News

Platinum Mile development construction underway

Developers have started to break ground on the town’s first mixed-use development along the Platinum Mile, after securing approval for the project almost one year ago.

Normandy Real Estate Partners and Toll Brothers, a publicly owned home development company, are constructing a 421-unit rental complex at 103-105 Corporate Park Drive, which is the former site of a commercial office building.

The mixed-use development, known as “Carraway,” will include a five-story rental apartment building that features studio, one- and two-bedroom units. Additionally, the development will feature 5,000 square feet of space for a restaurant and other commercial expansions, as well as 10,000 square feet of recreational amenity space such as courtyards, a gym, a bike lounge, a pet spa and a swimming pool. There will also be 752 indoor and outdoor parking spaces on site.
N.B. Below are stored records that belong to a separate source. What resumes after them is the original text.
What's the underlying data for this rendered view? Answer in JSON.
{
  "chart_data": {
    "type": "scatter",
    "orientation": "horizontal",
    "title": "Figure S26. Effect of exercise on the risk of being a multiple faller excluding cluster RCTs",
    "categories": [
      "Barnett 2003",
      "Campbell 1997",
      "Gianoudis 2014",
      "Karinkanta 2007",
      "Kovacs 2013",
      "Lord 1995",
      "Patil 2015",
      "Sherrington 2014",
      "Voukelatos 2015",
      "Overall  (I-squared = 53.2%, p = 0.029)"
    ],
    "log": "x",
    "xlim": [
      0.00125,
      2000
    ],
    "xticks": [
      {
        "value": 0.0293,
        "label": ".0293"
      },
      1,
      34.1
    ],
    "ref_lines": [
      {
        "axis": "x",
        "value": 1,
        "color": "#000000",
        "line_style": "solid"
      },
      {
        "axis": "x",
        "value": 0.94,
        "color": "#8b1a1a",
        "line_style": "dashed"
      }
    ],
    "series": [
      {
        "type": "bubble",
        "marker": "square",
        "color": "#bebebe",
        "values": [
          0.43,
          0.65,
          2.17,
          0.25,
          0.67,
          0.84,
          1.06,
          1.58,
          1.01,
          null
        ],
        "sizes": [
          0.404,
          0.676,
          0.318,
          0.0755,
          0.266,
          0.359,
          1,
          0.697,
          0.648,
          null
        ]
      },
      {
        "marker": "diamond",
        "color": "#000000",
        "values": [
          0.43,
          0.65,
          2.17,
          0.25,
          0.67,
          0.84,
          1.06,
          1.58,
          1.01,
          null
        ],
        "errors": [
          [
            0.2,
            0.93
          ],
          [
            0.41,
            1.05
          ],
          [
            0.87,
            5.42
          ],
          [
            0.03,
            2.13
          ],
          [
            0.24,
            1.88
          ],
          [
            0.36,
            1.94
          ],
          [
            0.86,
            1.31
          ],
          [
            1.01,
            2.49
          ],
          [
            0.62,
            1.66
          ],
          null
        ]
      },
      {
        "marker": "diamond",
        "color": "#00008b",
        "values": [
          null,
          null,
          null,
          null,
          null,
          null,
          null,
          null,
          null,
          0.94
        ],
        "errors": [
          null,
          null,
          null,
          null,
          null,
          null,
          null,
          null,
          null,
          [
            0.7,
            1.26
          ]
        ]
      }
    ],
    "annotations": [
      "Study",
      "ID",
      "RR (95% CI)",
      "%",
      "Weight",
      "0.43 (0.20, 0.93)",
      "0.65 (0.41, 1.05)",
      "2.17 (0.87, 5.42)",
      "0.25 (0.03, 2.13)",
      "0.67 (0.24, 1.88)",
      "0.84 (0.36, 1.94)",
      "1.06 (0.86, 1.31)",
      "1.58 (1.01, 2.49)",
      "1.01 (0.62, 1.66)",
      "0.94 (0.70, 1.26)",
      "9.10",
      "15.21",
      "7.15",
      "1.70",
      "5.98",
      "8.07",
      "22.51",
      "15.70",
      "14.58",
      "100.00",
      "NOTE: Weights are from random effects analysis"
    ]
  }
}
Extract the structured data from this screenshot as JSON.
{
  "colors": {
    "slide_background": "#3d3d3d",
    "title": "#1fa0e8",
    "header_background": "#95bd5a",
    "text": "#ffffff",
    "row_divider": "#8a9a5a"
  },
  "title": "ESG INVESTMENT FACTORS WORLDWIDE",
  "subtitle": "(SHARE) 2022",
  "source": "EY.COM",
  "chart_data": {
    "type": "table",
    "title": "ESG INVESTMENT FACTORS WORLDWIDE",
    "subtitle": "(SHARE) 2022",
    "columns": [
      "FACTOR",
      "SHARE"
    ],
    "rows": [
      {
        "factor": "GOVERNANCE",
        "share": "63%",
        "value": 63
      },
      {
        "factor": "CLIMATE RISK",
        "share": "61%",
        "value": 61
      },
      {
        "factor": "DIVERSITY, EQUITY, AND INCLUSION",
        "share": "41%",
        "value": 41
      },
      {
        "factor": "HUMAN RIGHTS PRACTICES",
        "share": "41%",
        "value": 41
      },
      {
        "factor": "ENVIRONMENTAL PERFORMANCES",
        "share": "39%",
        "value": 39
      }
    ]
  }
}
Normandy Real Estate Partners and Toll Brothers have begun breaking ground on Harrison’s first mixed-use development at 103-105 Corporate Park Drive, which is situated along the Platinum Mile. Photo courtesy Normandy Real Estate Partners

After efforts by former town Councilman Joe Stout, a Democrat, to include affordable housing at the site, Carraway will also offer 42 units at market-rate costs.

That affordable housing plan will accommodate 21 units for households earning up to 60 percent of the area median income—about $52,000 for a family of two—and 21 units for couples earning up to 80 percent of the area median income, approximately $69,000.

In addition to Stout’s emphasis on affordable housing at the Corporate Park Drive location, the idea was met with support a year prior from several county housing organizations such as the Habitat for Humanity for Westchester and Community Housing Innovations Inc., which spoke before the Harrison Planning Board to advocate for affordable housing.

The push for market-rate housing at the location came amidst a controversial county affordable housing debate, in which former U.S. Department of Housing and Urban Development monitor James Johnson, who is running for governor of New Jersey this year, included the town/village of Harrison amongst six other Westchester municipalities that weren’t complying with a 2009 affordable housing settlement that required 31 communities to create 750 units of market-rate housing within a seven-year time frame.

Harrison had gone nearly a quarter of a century without approving any units of affordable housing in the area.

Last year, Mayor Ron Belmont, a Republican, told the Review the development would help reverse a trend of corporate departures from the “teardrop” area off of the Hutchinson River Parkway and Interstate 287. He said, during the late 1970s and ‘80s, Harrison generated as much as 68 percent of its annual tax revenue from companies such as General Foods, Texaco and IBM.

Today, Harrison generates approximately 18 percent of its tax revenue from businesses along the Platinum Mile.

“All the ingredients [for success] are there and it gives us the opportunity to offer new housing choices to our residents and employees,” Belmont said previously about the land designated for construction, which has been abandoned for nearly 15 years.

Belmont could not be reached for additional comment, as of press time.